Any reading above 50 points indicates an expansion and any below indicates a contraction. The growth is fragile but “fortunately, this momentum will be further supported by the strong election results”, said Frederic Neumann, co-head of Asian Economic Research at HSBC.
That said, the increase in activity was weak in the context of historical data, noted Markit Economics, the financial information agency which compiles the PMI data. The survey covers about 350 companies, all non-government.
Divergent trends were seen at the sub-sector level, with only post & telecommunication and renting & business activities registering higher output, it said. The composite output index, comprising both manufacturing and services, rose to 50.7 points in May from 49.5 in the previous month. It shows expansion for the first time in three months.
Supporting the rise in services activity was a rebound in new orders. The rate of expansion in incoming new work was, however, slight overall.

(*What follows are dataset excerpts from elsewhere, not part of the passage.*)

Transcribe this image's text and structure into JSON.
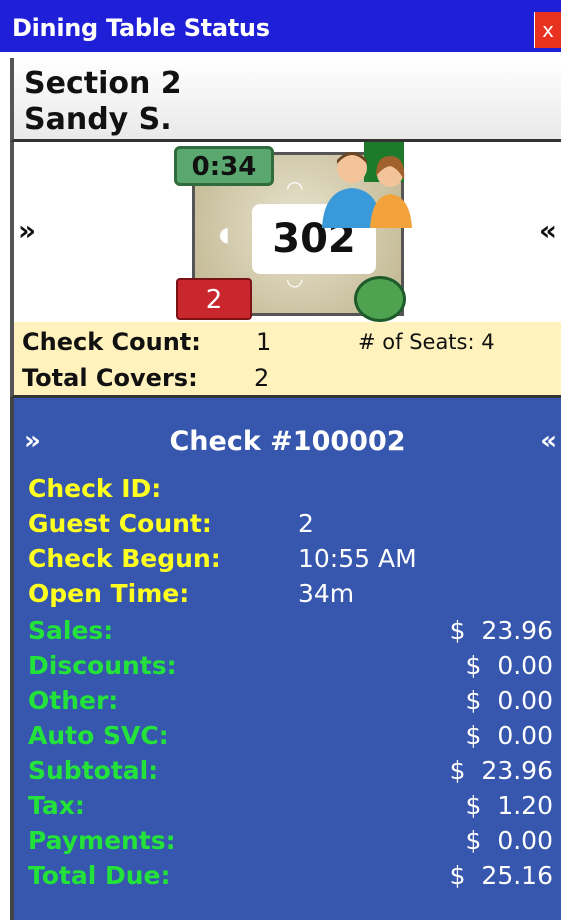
{
  "window": {
    "title": "Dining Table Status",
    "close_label": "x"
  },
  "section": {
    "name": "Section 2",
    "server": "Sandy S."
  },
  "table": {
    "elapsed": "0:34",
    "number": "302",
    "badge_number": "2",
    "nav_left": "»",
    "nav_right": "«",
    "status_color": "#4fa24f"
  },
  "summary": {
    "check_count_label": "Check Count:",
    "check_count_value": "1",
    "seats_text": "# of Seats: 4",
    "total_covers_label": "Total Covers:",
    "total_covers_value": "2"
  },
  "check": {
    "nav_left": "»",
    "nav_right": "«",
    "title": "Check #100002",
    "info": [
      {
        "label": "Check ID:",
        "value": ""
      },
      {
        "label": "Guest Count:",
        "value": "2"
      },
      {
        "label": "Check Begun:",
        "value": "10:55 AM"
      },
      {
        "label": "Open Time:",
        "value": "34m"
      }
    ],
    "totals": [
      {
        "label": "Sales:",
        "value": "$  23.96"
      },
      {
        "label": "Discounts:",
        "value": "$  0.00"
      },
      {
        "label": "Other:",
        "value": "$  0.00"
      },
      {
        "label": "Auto SVC:",
        "value": "$  0.00"
      },
      {
        "label": "Subtotal:",
        "value": "$  23.96"
      },
      {
        "label": "Tax:",
        "value": "$  1.20"
      },
      {
        "label": "Payments:",
        "value": "$  0.00"
      },
      {
        "label": "Total Due:",
        "value": "$  25.16"
      }
    ]
  },
  "colors": {
    "titlebar": "#1f1fd8",
    "panel": "#3657ad",
    "info_label": "#ffff20",
    "totals_label": "#23e23a",
    "summary_bg": "#fff2bc"
  }
}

Order book volumes placed with manufacturers also rose, leading to higher new business across the private sector as a whole, said Markit. Service providers were optimistic in May that activity would increase over the next 12 months.
Marketing campaigns, the end of the elections and the launch of new services are expected to promote new business growth and, therefore, output. The May data indicated staffing levels in the Indian private sector were broadly unchanged. Workforce numbers increased at manufacturing firms but stagnated in the service economy.
Both input and output inflation eased to the weakest since July 2013.